Since IO is Applicative, it is interpreting pure A as an IO action producing something of type T. It executes that action (which does nothing), and since the result is not in Show, it does not print anything out. If you make T an instance of Show, then it kindly prints out the result for you.
When you write pure A 0, GHCi sees this:
pure :: Applicative f => a -> f a
pure A :: Applicative f => f T
And since you apply pure A to 0, pure A must be a function a->b for some types a and b, and a must contain 0.
(Num a, Applicative f) => f T ~ (a -> b)
(Note that x ~ y means that x and y unify—they can be made to have the same type.)
Thus we must have f ~ ((->) a) and T ~ b, so in fact GHC infers that, in this context,
pure A :: Num a => ((->) a) T
Which we can rewrite as
pure A :: Num a => a -> T
Well, (->) a is an instance of Applicative, namely "reader", so this is okay. When we apply pure A to 0 we get something of type T, namely A. This cannot be interpreted as an IO action, of course, so if T is not an instance of Show, GHCi will complain.
When you give a value of ambiguous type to the GHCi prompt to evaluate, it tries to default the type in various ways. In particular, it tries whether it can fit an IO a type, in case you want to execute an IO action (see the GHC manual). In your case, pure A defaults to the type IO T. Also:
Furthermore, GHCi will print the result of the I/O action if (and only if):
The result type is an instance of Show.
The result type is not ().

What type is chosen for a polymorphic expression when printed?

What is the type of return "abc" when printed in ghci?
The point of the question is that it's polymorphic in the monad:
ghci> :t return "abc"
return "abc" :: (Monad m) => m [Char]
and what gets printed depends on which monad is chosen:
ghci> return "abc" :: Maybe String
Just "abc"
ghci> return "abc" :: [] String
["abc"]
but here's what's actually printed:
ghci> return "abc"
"abc"
When you type an expression expr into GHCi, the following things happen:
The expression is type-checked.

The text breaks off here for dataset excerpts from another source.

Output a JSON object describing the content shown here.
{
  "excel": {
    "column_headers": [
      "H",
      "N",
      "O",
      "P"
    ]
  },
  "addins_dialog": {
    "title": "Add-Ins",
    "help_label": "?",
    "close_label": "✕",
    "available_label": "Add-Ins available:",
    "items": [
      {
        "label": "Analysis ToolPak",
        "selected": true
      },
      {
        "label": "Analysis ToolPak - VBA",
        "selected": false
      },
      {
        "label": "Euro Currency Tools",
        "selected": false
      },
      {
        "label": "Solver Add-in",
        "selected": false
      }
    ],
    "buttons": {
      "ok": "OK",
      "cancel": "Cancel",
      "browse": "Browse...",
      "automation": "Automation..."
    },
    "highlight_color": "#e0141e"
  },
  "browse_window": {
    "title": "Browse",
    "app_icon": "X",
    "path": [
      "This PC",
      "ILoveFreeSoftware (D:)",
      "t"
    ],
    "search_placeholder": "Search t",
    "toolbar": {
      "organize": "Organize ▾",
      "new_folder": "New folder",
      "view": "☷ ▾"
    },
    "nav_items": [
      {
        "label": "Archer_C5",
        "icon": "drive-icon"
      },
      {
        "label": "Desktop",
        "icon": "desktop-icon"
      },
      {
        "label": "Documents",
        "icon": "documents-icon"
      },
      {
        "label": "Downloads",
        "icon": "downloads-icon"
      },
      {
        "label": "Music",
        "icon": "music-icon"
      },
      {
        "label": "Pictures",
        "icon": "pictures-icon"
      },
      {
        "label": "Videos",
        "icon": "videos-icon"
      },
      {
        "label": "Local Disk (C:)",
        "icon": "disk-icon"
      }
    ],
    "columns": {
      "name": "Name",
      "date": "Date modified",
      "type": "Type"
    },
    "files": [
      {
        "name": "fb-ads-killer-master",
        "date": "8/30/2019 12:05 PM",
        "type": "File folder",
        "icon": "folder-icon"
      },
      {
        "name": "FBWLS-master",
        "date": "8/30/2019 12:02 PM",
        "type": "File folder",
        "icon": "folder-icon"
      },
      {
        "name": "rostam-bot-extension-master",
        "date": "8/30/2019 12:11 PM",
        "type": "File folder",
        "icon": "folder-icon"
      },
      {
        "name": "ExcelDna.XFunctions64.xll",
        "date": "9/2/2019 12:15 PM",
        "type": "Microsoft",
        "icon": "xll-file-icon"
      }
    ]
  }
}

If there is an error, GHCi tells you the error and gives up.
Otherwise, say expr is found to have type t; GHC tries to match t against IO a.
If it succeeds, then it executes something like it <- expr, then if a is an instance of Show and is not (), it executes print it.
If it fails, and t itself is an instance of Show, GHCi does something like let it = expr and then print it.
Otherwise, it complains.
Essentially, you need a way at the GHCi prompt both of running IO actions and getting at the values they return, and of playing around with pure values and seeing what you get. That's why GHCi behaves the way it does: if it seems like you're using an IO action, GHCi will do it, and then if that action has a result that can be shown and is interesting (i.e. not ()) then it shows the result to you. If it can't show the result to you, then it's no big deal, because you probably just wanted to run the IO action anyway; if you wanted the result you would have named it with <-. On the other hand, if it seems like your expression is not an IO action, GHCi calculates it and shows it to you, and if it can't be shown then GHCi can't do anything useful (no side-effects this time), so complains.
In this case, return "abc" typechecks as IO String, and String is an instance of Show, so GHCi does something like
it <- return "abc"
print it
which by the monad laws is exactly the same as just doing
print "abc"
hence the result.
Haskell has a slightly baffling set of rules for deciding the types of expressions involving numbers; you can see the Report section on ambiguous types and default instances. So the answer to the general question is complicated. But within GHCi, if you enter an expression e, you can rely on these rules to apply:
If the expression e can be typed as IO T for some type T, and if T has a Show instance, GHCi will run the computation and print the resulting value of type T. That's what's happening in your third example.
If the expression e *cannot* be typed in the IO monad, then the default-instance rules come into play, and GHCi will choose a type according to those rules. If the type has a Show instance GHCi will then print show e. That's what happens in your first two examples: Maybe String and [String] are pure values with Show instances.
If e's type does not have a Show instance, then GHCi will complain. That will happen if you type an expression like flip take.